When the dimensionality of a model is large and/or the number of MCMC samples is large, the samples may not fit in memory. In some situations, it may be possible to compute the output in finite memory, as described in the online statistics documentation page. However not all situations admit sufficient statistics and in this case it is necessary to store samples to disk. We show here how to do so when pigeons is run on a single machine, but the interface is similar over MPI and described in the MPI sample processing documentation page.

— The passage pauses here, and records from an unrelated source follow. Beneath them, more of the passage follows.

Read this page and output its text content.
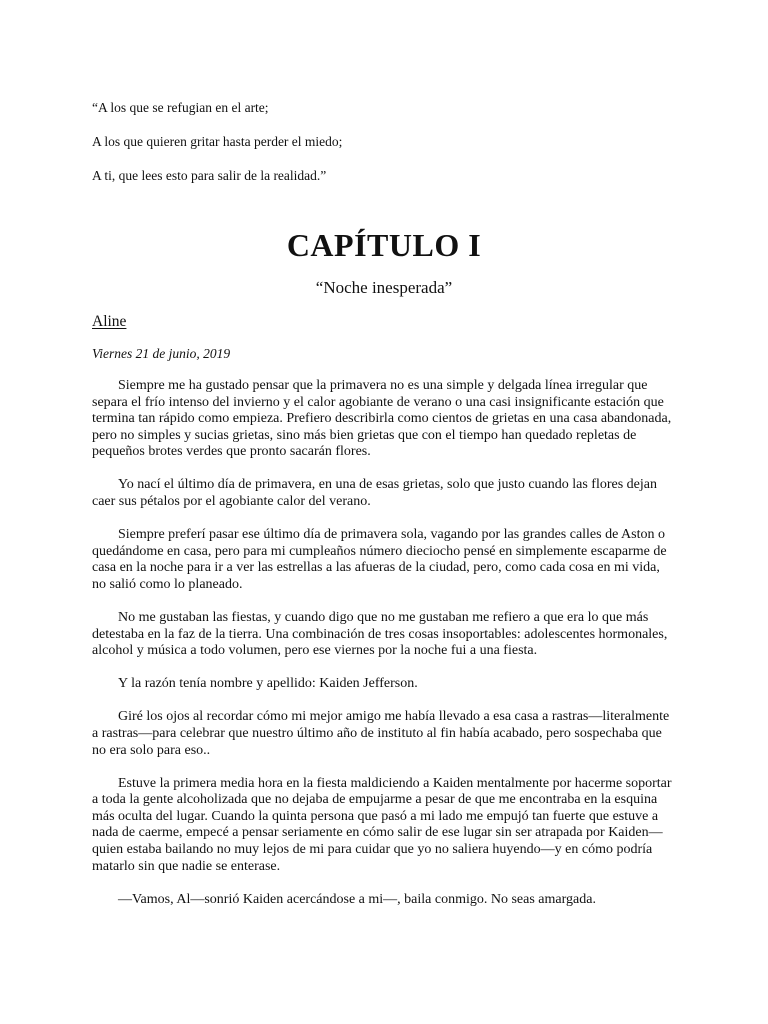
“A los que se refugian en el arte;

A los que quieren gritar hasta perder el miedo;

A ti, que lees esto para salir de la realidad.”

CAPÍTULO I
“Noche inesperada”
Aline
Viernes 21 de junio, 2019

Siempre me ha gustado pensar que la primavera no es una simple y delgada línea irregular que separa el frío intenso del invierno y el calor agobiante de verano o una casi insignificante estación que termina tan rápido como empieza. Prefiero describirla como cientos de grietas en una casa abandonada, pero no simples y sucias grietas, sino más bien grietas que con el tiempo han quedado repletas de pequeños brotes verdes que pronto sacarán flores.

Yo nací el último día de primavera, en una de esas grietas, solo que justo cuando las flores dejan caer sus pétalos por el agobiante calor del verano.

Siempre preferí pasar ese último día de primavera sola, vagando por las grandes calles de Aston o quedándome en casa, pero para mi cumpleaños número dieciocho pensé en simplemente escaparme de casa en la noche para ir a ver las estrellas a las afueras de la ciudad, pero, como cada cosa en mi vida, no salió como lo planeado.

No me gustaban las fiestas, y cuando digo que no me gustaban me refiero a que era lo que más detestaba en la faz de la tierra. Una combinación de tres cosas insoportables: adolescentes hormonales, alcohol y música a todo volumen, pero ese viernes por la noche fui a una fiesta.

Y la razón tenía nombre y apellido: Kaiden Jefferson.

Giré los ojos al recordar cómo mi mejor amigo me había llevado a esa casa a rastras—literalmente a rastras—para celebrar que nuestro último año de instituto al fin había acabado, pero sospechaba que no era solo para eso..

Estuve la primera media hora en la fiesta maldiciendo a Kaiden mentalmente por hacerme soportar a toda la gente alcoholizada que no dejaba de empujarme a pesar de que me encontraba en la esquina más oculta del lugar. Cuando la quinta persona que pasó a mi lado me empujó tan fuerte que estuve a nada de caerme, empecé a pensar seriamente en cómo salir de ese lugar sin ser atrapada por Kaiden— quien estaba bailando no muy lejos de mi para cuidar que yo no saliera huyendo—y en cómo podría matarlo sin que nadie se enterase.

—Vamos, Al—sonrió Kaiden acercándose a mi—, baila conmigo. No seas amargada.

Prepare the PT run with the disk recorder

Two options need to be enabled. First, checkpoint = true, which saves a snapshot at the end of each round in the directory results/all/[unique directory] and symlinked to results/latest. Second, the disk recorder:

using Pigeons

# example target: a 1000 dimensional target
high_d_target = Pigeons.toy_mvn_target(1000)

pt = pigeons(target = high_d_target,
                checkpoint = true,
                record = [disk])
PT("/home/runner/work/Pigeons.jl/Pigeons.jl/docs/build/results/all/2024-11-14-21-30-08-B1p9bb4N")

Accessing the disk samples

Use the function process_sample() which processes the samples one by one and passes it to a user-provided function. Here we will extract the first dimension of each 1000-dimensional vector:

# load the samples from disk one by one, keeping only the first dimension
first_dim_of_each = Vector{Float64}()
process_sample(pt) do chain, scan, sample # ordered as if we had an inner loop over scans
    # each sample here is a Vector{Float64} of length 1000
    # in general, it will is produced by extract_sample()
    push!(first_dim_of_each, sample[1])
end

using Plots
plotlyjs()
myplot = Plots.plot(first_dim_of_each)
Plots.savefig(myplot, "first_dim_of_each.html");

Internal organization of the samples

This section can be skipped.

The samples are produced in compressed zip folders, one for each replica having visited the target:

readdir("$(pt.exec_folder)/round=10/samples")
2-element Vector{String}:
 "replica=6.jls.zip"
 "replica=7.jls.zip"

In the above example we see that only replicas 6 and 7 visited the target. Each zip file contains serialized .jl files. This output organization is used to support concurrent and distributed processing.

Internally, two passes are made, a first one to index the samples which are shuffled across many files. Then they are visited in the correct order and passed to the processing function.